2.1M. Mavlonov est le rédacteur en chef du journal Oina et Shansiy Sa’di est un lecteur régulier de ce même journal. Oina était publié presque exclusivement en tadjik, et était destiné principalement à un lectorat tadjik. C’était la seule publication indépendante en langue tadjike de la région de Samarcande. Le journal était un bihebdomadaire et il était distribué à des dizaines d’établissements scolaires où la langue d’enseignement était le tadjik. Chaque école recevait entre 25 et 100 exemplaires. En plus des établissements scolaires, Oina avait environ 3 000 abonnés et 1 000 exemplaires étaient vendus dans la rue.

2.2Conformément aux objectifs de ses statuts, Oina publiait des articles à contenu éducatif et sur différents thèmes à l’intention des étudiants et des jeunes tadjikophones, afin de les aider dans leur scolarité, de leur inculquer un esprit de tolérance et de respect des valeurs humaines et de favoriser leur développement intellectuel et culturel. Les articles portaient sur des manifestations et des questions présentant un intérêt culturel pour son lectorat (par exemple des interviews de personnalités tadjikes connues), et il publiait également des extraits de travaux d’étudiants. Il rendait également compte en détail des difficultés particulières rencontrées pour continuer d’assurer un enseignement aux jeunes Tadjiks dans leur propre langue, en signalant notamment le manque de manuels scolaires en tadjik, les bas salaires des enseignants et l’ouverture forcée de classes en langue ouzbèke dans certains établissements où le tadjik était la seule langue d’enseignement.
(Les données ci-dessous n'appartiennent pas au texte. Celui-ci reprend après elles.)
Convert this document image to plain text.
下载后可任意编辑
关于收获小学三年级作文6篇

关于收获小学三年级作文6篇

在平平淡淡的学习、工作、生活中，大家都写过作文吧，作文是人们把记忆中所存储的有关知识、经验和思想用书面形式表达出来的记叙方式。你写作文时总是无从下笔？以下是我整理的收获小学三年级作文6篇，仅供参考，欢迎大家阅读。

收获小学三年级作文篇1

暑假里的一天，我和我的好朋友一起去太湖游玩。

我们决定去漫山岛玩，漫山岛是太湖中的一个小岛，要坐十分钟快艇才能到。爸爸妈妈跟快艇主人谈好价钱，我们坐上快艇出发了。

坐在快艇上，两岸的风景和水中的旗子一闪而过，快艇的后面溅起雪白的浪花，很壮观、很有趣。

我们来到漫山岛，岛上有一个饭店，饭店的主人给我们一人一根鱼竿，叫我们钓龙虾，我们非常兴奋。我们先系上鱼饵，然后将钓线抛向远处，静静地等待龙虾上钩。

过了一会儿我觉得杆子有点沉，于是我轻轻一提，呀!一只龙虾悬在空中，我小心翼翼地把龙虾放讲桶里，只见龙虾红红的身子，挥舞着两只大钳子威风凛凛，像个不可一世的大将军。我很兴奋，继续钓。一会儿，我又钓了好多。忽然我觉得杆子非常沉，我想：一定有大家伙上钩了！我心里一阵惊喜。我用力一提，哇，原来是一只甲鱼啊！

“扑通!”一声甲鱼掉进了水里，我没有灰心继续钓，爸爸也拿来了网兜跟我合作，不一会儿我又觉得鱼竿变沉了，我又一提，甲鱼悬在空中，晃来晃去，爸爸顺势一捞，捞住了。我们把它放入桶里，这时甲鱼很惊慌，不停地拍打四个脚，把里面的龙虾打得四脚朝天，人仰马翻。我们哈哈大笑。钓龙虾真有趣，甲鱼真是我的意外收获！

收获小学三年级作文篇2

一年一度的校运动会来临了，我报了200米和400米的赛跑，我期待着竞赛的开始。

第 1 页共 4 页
2.3Oina a été enregistré pour la première fois le 8 novembre 1999. Il avait pour fondateurs une société privée, Kamol, l’Administration du district de Bogishamal à Samarcande et M. Mavlonov, rédacteur en chef. Au printemps 2000, la société privée Kamol et l’Administration du district de Bogishamal ont exercé leur droit de se retirer en tant que membres fondateurs d’Oina. D’après la loi ouzbèke du 26 décembre 1997 relative aux organes d’information et les règlements d’application, dans ces circonstances le journal était tenu de se réenregistrer. À une date non précisée, Oina a demandé son réenregistrement avec deux nouveaux membres fondateurs, l’antenne de Samarcande de la Fondation Kamolot, organisme public, et une société privée, Simo, constituée par M. Mavlonov. La demande a été approuvée par le Département de la presse de l’Administration régionale de Samarcande, organe chargé des demandes d’enregistrement dans la région de Samarcande (ci-après dénommé Département de la presse) et le périodique a été de nouveau enregistré le 17 août 2000. Il a recommencé à paraître peu de temps après. Son tirage était à peu près le même qu’avant le réenregistrement et les mêmes écoles ont continué à être abonnées et à en recevoir des exemplaires.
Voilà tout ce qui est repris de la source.